Lithium

Ein Beitrag von Dr. Sonja Dreymann

Mensch und Tier / Funktionen

Lithium ist das erste Alkali-Metall im Periodensystem der Elemente (Ordnungszahl 3). Es kommt nicht elementarer Form vor. Viele Lithium-Verbindungen gelten als gesundheitsschädlich. Im Gegensatz zu älteren Veröffentlichungen (wie in Wikipedia) zählt Lithium zu den lebensnotwendigen Elementen.

Die regelmäßige Aufnahme des Spurenelements kann die Lebenserwartung deutlich verlängern, wie neue Forschungen aus Deutschland und Japan beweisen. Die Wirkung des Alkalimetalls wurde an dem Fadenwurm Caenorhabditis elegans untersucht, der zu den Modelltieren für Anti-Aging-Experimente zählt.

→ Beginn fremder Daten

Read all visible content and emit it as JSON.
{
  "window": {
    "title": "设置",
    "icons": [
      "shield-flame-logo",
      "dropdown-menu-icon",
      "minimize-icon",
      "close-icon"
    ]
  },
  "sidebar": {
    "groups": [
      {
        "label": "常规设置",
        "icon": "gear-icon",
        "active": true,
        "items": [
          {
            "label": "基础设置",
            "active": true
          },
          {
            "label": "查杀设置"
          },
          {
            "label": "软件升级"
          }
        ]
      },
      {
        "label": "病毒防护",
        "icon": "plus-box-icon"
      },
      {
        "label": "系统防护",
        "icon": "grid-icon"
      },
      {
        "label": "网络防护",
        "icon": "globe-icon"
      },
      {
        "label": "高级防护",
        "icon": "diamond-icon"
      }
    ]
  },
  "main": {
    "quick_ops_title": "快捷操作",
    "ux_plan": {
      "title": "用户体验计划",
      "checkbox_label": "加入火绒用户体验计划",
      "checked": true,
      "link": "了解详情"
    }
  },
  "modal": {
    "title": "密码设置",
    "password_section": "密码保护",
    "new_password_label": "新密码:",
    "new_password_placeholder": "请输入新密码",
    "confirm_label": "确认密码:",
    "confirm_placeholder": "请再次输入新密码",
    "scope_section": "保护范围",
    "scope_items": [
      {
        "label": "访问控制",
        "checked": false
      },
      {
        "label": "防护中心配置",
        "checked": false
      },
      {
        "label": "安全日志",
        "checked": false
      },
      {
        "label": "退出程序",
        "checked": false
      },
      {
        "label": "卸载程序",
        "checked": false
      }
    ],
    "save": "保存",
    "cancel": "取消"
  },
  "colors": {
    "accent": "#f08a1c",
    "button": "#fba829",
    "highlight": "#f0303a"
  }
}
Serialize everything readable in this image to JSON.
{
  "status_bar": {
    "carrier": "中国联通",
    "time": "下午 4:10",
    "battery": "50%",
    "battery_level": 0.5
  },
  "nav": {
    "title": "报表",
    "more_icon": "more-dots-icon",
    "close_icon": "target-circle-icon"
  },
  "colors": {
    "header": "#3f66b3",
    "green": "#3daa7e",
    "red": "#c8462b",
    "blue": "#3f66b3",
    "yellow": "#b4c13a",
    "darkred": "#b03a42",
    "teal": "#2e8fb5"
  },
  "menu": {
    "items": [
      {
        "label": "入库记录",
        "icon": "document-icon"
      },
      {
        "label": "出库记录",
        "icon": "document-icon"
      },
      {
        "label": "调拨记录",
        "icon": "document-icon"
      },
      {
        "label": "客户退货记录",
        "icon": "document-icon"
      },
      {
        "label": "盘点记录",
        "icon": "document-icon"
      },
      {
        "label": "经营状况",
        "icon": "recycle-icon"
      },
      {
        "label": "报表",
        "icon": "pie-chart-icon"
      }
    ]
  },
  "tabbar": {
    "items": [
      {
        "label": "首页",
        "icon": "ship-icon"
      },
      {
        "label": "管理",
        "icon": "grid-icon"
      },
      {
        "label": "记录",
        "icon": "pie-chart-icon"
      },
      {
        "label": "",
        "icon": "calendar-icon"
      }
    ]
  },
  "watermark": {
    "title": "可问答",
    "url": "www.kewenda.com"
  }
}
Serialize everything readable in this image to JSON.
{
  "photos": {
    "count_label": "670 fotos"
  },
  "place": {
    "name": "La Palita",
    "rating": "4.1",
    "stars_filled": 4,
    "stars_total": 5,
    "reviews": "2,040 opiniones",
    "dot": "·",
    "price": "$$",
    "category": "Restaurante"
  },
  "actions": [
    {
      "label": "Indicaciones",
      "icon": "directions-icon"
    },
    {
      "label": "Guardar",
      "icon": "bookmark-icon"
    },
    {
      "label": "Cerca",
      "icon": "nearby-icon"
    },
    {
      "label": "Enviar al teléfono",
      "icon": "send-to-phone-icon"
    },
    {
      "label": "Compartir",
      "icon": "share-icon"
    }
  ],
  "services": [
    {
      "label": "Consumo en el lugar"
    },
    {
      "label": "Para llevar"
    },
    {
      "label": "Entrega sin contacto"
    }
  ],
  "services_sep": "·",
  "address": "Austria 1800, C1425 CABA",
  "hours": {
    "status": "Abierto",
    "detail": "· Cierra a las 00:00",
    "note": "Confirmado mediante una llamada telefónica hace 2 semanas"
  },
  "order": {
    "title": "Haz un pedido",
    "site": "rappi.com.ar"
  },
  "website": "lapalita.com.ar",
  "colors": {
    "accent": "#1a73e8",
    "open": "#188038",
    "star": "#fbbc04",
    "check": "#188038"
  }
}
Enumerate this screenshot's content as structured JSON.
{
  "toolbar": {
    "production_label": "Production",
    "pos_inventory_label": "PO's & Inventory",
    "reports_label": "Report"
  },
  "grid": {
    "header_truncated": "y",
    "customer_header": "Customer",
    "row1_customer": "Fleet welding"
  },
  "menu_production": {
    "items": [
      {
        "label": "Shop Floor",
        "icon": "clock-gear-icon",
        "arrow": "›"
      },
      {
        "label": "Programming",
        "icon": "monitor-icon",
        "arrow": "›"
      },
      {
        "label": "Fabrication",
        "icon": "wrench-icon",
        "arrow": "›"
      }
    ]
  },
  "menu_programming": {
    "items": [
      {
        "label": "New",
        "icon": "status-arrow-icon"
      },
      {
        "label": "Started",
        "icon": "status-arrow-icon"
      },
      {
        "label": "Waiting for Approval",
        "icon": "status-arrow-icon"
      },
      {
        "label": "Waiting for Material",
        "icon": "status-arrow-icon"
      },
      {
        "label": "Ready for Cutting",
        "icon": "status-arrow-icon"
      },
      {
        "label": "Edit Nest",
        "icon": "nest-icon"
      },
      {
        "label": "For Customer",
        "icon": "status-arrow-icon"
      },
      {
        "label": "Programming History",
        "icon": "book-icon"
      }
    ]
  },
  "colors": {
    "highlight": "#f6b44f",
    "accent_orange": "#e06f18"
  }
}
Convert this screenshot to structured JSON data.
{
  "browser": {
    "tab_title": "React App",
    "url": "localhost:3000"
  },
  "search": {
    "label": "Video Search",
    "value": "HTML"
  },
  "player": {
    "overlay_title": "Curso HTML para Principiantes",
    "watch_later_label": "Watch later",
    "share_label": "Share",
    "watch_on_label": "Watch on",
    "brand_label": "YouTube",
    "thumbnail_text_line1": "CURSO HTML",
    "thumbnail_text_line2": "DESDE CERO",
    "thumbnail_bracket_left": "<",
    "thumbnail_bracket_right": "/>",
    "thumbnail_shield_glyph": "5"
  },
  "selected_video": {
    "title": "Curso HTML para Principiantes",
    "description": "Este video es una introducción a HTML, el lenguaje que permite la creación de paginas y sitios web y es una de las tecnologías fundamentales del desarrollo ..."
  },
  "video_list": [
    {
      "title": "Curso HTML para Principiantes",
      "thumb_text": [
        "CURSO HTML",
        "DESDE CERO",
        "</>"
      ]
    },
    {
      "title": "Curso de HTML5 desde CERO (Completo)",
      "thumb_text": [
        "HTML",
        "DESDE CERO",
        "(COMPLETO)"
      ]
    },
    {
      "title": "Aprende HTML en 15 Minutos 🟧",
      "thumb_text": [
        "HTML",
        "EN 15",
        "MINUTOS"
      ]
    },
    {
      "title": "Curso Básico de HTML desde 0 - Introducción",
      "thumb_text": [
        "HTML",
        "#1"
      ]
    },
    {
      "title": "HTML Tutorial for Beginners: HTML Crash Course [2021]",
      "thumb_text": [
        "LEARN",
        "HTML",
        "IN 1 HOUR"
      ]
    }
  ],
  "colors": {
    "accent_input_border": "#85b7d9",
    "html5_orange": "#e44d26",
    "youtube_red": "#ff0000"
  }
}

Bereits bei geringen Konzentrationen hat Lithium zu einer Lebensverlängerung geführt. Zur Überprüfung beim Menschen wurden Studien in acht japanischen Stadtregionen herangezogen, deren Trinkwasser unterschiedliche Lithium-Konzentrationen aufweisen. Auch dort bestätigte sich ein Zusammenhang zwischen der Lebenserwartung und der Anwesenheit von Lithium im Trinkwasser.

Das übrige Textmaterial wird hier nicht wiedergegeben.